In one my past posts, I talked about that CryptoCollaboration using the EventArgs base class because it keeps things nice and generalized, allowing for expanasion for the handling of future event integration. A person emailed me and asked for a practical example of when would use such a thing in a SharePoint WebPart. Eh, ok.

I am going to use an example of a progress class, that, well, as you can guess will display the progress of some sort of execution that happens with a SharePoint WebPart.

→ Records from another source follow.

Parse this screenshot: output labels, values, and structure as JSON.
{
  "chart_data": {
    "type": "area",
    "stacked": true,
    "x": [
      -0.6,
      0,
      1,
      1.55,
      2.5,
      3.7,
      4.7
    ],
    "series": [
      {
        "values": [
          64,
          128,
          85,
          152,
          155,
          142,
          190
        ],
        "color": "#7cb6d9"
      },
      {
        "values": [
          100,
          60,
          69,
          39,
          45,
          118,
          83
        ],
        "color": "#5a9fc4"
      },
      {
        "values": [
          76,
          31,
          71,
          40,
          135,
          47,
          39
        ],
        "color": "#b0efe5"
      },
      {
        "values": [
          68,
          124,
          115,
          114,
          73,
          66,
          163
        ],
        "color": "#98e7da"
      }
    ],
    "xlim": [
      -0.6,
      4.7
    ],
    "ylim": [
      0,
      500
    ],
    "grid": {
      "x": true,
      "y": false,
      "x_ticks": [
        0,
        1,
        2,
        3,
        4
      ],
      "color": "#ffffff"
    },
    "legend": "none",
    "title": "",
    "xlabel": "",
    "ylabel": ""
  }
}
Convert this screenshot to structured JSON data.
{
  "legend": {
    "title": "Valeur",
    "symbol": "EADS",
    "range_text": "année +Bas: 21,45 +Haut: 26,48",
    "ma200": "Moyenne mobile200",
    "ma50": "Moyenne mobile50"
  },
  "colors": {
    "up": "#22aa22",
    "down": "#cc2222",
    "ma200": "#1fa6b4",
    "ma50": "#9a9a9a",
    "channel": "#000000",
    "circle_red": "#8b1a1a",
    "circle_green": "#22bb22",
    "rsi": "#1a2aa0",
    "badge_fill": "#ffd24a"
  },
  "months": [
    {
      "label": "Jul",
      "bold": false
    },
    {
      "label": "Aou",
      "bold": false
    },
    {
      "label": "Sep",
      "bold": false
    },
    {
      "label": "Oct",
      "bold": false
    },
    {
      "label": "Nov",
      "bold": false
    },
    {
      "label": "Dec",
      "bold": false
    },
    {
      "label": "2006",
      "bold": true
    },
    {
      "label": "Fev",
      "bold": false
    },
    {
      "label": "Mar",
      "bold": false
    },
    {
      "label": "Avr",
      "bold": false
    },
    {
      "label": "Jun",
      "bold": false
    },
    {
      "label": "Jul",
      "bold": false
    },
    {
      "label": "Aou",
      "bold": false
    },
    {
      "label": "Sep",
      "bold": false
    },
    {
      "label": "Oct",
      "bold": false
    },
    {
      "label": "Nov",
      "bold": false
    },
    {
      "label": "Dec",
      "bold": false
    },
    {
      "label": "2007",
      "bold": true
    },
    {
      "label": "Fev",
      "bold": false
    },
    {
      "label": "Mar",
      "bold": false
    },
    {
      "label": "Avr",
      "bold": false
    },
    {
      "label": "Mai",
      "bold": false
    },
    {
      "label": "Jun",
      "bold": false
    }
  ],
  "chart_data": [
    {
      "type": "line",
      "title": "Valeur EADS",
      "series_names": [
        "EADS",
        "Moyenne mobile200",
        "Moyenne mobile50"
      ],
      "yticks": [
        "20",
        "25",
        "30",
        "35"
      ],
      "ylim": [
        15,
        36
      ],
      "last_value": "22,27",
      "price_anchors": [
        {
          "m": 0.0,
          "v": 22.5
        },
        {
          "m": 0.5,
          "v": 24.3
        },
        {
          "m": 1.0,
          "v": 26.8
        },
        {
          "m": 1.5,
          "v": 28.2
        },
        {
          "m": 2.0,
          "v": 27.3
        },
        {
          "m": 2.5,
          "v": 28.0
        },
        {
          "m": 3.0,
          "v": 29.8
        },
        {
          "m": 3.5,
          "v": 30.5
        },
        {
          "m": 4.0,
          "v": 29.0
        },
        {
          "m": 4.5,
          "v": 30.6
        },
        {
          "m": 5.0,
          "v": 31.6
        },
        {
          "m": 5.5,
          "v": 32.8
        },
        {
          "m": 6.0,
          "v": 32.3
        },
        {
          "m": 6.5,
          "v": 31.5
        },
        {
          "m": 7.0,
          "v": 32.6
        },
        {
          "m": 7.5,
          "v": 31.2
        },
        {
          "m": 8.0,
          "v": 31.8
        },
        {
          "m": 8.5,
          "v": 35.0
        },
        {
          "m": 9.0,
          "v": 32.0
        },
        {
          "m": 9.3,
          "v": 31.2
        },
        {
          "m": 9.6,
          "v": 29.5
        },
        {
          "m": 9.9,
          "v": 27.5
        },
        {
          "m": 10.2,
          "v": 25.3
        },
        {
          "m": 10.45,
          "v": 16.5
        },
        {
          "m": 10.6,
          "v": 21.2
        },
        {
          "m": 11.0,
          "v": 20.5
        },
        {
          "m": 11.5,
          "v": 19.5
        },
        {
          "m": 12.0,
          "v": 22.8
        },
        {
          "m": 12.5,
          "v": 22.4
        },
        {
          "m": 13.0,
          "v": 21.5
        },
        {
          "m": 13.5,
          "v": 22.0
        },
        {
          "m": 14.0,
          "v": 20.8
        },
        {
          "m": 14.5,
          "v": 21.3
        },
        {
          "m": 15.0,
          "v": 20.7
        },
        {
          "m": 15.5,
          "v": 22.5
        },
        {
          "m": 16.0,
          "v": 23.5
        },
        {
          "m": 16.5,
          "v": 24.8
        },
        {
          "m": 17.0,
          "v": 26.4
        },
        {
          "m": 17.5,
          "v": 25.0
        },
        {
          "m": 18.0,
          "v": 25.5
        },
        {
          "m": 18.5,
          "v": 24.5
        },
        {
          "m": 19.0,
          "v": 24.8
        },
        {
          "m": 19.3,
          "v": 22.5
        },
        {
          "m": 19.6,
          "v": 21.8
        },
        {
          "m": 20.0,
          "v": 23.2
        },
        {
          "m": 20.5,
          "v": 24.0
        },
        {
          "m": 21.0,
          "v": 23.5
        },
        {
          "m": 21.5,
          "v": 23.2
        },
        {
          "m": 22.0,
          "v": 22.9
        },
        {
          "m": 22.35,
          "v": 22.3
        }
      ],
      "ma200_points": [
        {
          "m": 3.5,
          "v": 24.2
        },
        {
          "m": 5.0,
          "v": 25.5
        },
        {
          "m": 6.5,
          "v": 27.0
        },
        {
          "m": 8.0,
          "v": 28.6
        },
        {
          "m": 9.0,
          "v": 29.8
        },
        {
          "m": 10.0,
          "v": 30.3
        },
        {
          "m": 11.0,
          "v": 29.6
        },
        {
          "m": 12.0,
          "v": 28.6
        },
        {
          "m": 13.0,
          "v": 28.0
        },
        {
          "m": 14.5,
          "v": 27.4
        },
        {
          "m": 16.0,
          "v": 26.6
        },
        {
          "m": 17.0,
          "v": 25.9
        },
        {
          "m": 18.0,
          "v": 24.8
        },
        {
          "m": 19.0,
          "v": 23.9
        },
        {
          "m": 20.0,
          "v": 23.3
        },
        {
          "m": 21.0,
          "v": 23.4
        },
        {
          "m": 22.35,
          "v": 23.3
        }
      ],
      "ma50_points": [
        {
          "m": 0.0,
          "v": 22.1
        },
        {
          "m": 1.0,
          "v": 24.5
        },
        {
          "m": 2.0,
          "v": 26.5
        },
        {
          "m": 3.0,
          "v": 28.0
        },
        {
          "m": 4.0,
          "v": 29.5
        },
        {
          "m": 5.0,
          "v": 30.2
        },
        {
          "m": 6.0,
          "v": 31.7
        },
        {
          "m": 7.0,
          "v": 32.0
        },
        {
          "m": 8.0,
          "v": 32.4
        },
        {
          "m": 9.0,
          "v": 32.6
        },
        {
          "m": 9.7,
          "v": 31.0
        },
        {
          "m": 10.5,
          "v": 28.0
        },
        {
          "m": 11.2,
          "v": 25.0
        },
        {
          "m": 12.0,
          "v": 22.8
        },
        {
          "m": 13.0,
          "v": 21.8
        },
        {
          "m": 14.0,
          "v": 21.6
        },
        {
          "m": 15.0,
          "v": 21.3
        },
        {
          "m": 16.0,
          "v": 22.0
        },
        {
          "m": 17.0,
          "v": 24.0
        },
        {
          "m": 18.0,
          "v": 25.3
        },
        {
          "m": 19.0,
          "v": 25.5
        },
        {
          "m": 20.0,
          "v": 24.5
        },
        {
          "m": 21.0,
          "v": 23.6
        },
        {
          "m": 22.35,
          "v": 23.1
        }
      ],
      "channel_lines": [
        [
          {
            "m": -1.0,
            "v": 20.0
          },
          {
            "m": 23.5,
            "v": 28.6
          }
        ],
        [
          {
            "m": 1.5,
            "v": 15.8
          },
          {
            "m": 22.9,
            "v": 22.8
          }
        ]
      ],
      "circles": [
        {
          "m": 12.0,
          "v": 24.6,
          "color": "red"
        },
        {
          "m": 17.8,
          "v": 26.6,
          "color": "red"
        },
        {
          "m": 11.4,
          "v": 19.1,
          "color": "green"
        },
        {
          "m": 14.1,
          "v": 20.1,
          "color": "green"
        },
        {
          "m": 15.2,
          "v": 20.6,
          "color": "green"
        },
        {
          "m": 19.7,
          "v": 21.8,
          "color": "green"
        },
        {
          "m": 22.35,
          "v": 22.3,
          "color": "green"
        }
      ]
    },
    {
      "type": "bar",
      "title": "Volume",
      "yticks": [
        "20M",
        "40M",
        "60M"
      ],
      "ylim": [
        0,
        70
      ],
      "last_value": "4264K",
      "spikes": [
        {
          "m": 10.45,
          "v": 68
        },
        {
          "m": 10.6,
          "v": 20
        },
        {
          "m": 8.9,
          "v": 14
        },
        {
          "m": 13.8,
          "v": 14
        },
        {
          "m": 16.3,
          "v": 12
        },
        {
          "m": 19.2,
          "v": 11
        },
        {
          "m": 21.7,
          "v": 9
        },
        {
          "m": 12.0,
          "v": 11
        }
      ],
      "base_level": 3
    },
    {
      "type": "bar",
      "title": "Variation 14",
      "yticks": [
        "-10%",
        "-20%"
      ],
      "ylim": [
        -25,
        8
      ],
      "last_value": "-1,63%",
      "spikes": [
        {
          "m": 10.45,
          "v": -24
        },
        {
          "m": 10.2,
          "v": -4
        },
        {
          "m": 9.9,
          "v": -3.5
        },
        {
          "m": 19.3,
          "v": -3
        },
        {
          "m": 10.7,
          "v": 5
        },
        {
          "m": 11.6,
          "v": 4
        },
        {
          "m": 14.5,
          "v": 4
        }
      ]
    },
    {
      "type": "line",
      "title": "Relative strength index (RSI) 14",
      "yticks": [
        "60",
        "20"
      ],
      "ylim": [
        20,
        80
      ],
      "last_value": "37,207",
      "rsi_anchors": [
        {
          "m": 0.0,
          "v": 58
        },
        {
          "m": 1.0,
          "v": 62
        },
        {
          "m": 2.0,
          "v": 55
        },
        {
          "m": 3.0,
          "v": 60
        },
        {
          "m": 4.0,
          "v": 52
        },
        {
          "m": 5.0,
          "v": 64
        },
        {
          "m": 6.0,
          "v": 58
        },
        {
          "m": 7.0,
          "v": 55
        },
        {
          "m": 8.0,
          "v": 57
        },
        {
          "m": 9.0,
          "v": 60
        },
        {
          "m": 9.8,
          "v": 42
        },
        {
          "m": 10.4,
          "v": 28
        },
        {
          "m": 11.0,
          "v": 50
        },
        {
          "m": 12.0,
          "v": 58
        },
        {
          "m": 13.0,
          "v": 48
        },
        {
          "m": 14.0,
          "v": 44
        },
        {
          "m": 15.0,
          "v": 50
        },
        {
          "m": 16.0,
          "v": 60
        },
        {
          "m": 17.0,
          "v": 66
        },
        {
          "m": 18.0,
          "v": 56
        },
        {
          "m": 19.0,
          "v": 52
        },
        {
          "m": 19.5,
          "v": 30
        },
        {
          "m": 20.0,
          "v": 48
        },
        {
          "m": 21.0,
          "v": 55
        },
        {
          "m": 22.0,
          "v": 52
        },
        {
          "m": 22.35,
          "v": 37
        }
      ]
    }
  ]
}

The first class is the Process Arguments class (ProcessArgs), that inherits from the EventArgs base class.

[csharp]

public class ProgressArgs : EventArgs
{
private int m_nPercentageComplete = 0;
private DataRow m_oDataRow;

public ProgressArgs(DataRow dataRow, int percentageComplete)
{
this.m_oDataRow = dataRow;
this.m_nPercentageComplete = percentageComplete;
}

public DataRow CurrentDataRow
{
get
{
return this.m_oDataRow;
}
}

public int PercentageComplete
{
get
{
return this.m_nPercentageComplete;
}
}
}

[/csharp]

In the next class, there will be the establishment of the event handler that will be called from a sister class by use of a delegate.

[csharp]

public delegate void ProgressEventHandler(object sender, ProgressArgs e);

[/csharp]

Now that the delegate is established, you can call it in some general class file.

[csharp]

public event ProgressEventHandler ProgressEvent;

protected virtual void OnProgress(ProgressArgs e)
{
if (this.ProgressEvent != null)
{
this.ProgressEvent(this, e);
}
}

[/csharp]

Then calculate out the progress.

[csharp]

ProgressArgs e = new ProgressArgs(row, (int) ((((double) num) / ((double) this.DBDataTable.Rows.Count)) * 100));
this.OnProgress(e);

[/csharp]

I am not saying that this is the only way to do it, but with applications that you plan on extending later it is the route that I have choosen to go in the past. I may at some point explore the deficiencies in a such an approach, however at this current time I just want to finish the damn thing.